I thought I'd try here first in the hope that I don't have to raise a PMR.
I've set up search across the WCM content on our Portal 18.104.22.168 System I environment and when I kick it off it seem to take forever to gather any documents and the processor load and paging is practically zero.
For example, the run I just finished I had set for a maximum of 4 hours and in that time it gathered 110 documents (out of about 10,000).
We do have errors in the logs as shown below:
11/27/09 3:21:06:478 CST 0000002f OutsideInConv E com.ibm.hrl.ws.util.OutsideInConverter convertInputStreamToByteWithTimeLimit: thread didn't fnish normaly... 11/27/09 3:21:06:481 CST 00000032 SystemOut O Stellent Conversion Error code: 11/27/09 3:21:06:481 CST 00000032 SystemOut O The process was interrupted from the Java side 11/27/09 3:26:06:517 CST 0000002f OutsideInConv E com.ibm.hrl.ws.util.OutsideInConverter convertInputStreamToByteWithTimeLimit: thread didn't fnish normaly... 11/27/09 3:26:06:519 CST 00000032 SystemOut O Stellent Conversion Error code: 11/27/09 3:26:06:519 CST 00000032 SystemOut O The process was interrupted from the Java side
I cannot see any other errors. I will probably try again shortly with tracing set to a higher level.
Has anyone seen this before? If so, what was the solution?
If you are not running into any memory issues then it does appears there may be some documents conversion issues .
My first guess would be that you do a thread dump (dmpjvm) of the portal server job. Ideally a couple of them a few mins apart during the crawling process.
Ideally you should see some "stuck" threads that may lead us to the problem
<property name="ODC_LOG" value="ODC_DEBUG"/>
Restart server after that.
It should generate more DCS logging which may be helpful ther is an issue with a particular document being converted
Yeah a pmr is the best route.. Certainly all the information I asked about will be the same for a pmr. It is clearly obvious that some aspect of document conversion is failing . Where exactly si difficult to ascertain. I would think if you supply all the information requested to the pmr it should take no more than a few days to determine where exactly the problem lies and a possible fix
Often the delay is with getting the necessary data
Actually the PMR is still ongoing. (if your from IBm then see here -> PMR 87628,999,616)
We had the Christmas break which didn't help.
We're going through the process now and it appears that crawling individual files is OK and after the first couple of hundred it appears to go faster too.
We have another issue in that there is 14,000+ documents (WCM HTML + file resources) but it only seems to crawl about 1400 or so.
I'll keep you posted on this once we have solved it.

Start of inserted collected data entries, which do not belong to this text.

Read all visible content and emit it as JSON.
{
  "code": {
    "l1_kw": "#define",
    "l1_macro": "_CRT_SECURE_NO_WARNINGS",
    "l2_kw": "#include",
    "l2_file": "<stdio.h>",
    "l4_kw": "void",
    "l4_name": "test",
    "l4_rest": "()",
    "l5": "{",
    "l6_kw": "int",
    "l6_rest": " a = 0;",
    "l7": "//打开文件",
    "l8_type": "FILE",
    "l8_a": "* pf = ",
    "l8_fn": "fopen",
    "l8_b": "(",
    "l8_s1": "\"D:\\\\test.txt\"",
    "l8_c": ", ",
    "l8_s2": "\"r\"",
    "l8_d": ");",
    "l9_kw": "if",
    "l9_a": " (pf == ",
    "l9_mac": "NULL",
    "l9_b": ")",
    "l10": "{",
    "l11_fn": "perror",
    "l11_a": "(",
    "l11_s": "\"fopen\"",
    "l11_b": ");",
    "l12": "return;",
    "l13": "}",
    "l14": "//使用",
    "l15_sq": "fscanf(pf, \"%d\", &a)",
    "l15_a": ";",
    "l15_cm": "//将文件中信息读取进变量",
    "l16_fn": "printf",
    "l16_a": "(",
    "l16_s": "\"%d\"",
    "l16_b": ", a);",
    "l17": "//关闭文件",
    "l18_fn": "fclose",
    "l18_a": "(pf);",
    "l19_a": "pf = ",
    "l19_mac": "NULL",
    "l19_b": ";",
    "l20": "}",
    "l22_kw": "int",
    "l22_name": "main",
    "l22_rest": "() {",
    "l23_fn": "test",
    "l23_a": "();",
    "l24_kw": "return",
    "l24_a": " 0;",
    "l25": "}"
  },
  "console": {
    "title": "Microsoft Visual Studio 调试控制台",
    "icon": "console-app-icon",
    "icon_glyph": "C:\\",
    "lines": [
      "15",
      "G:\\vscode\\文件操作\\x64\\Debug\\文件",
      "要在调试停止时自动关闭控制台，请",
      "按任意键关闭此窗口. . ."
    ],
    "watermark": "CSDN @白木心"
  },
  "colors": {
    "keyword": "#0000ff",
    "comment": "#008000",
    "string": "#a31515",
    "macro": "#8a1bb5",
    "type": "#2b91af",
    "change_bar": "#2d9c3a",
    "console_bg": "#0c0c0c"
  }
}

The crawling part is OK now. I believe the search colection I initially created was somehow faulty and I've noticed that crawling is very sensitive to anything else going on at the same time.
Anyway, another PMR has been opened as the crawl is now not an issue (15,000 content items in just over 2 hours) but the index takes forever. Just under 9 hours to crawl and index 15,000 content items.
Currently I'm trying to work out what the average file size is as well as the maximum file size as the bigger the file, the longer it takes to index.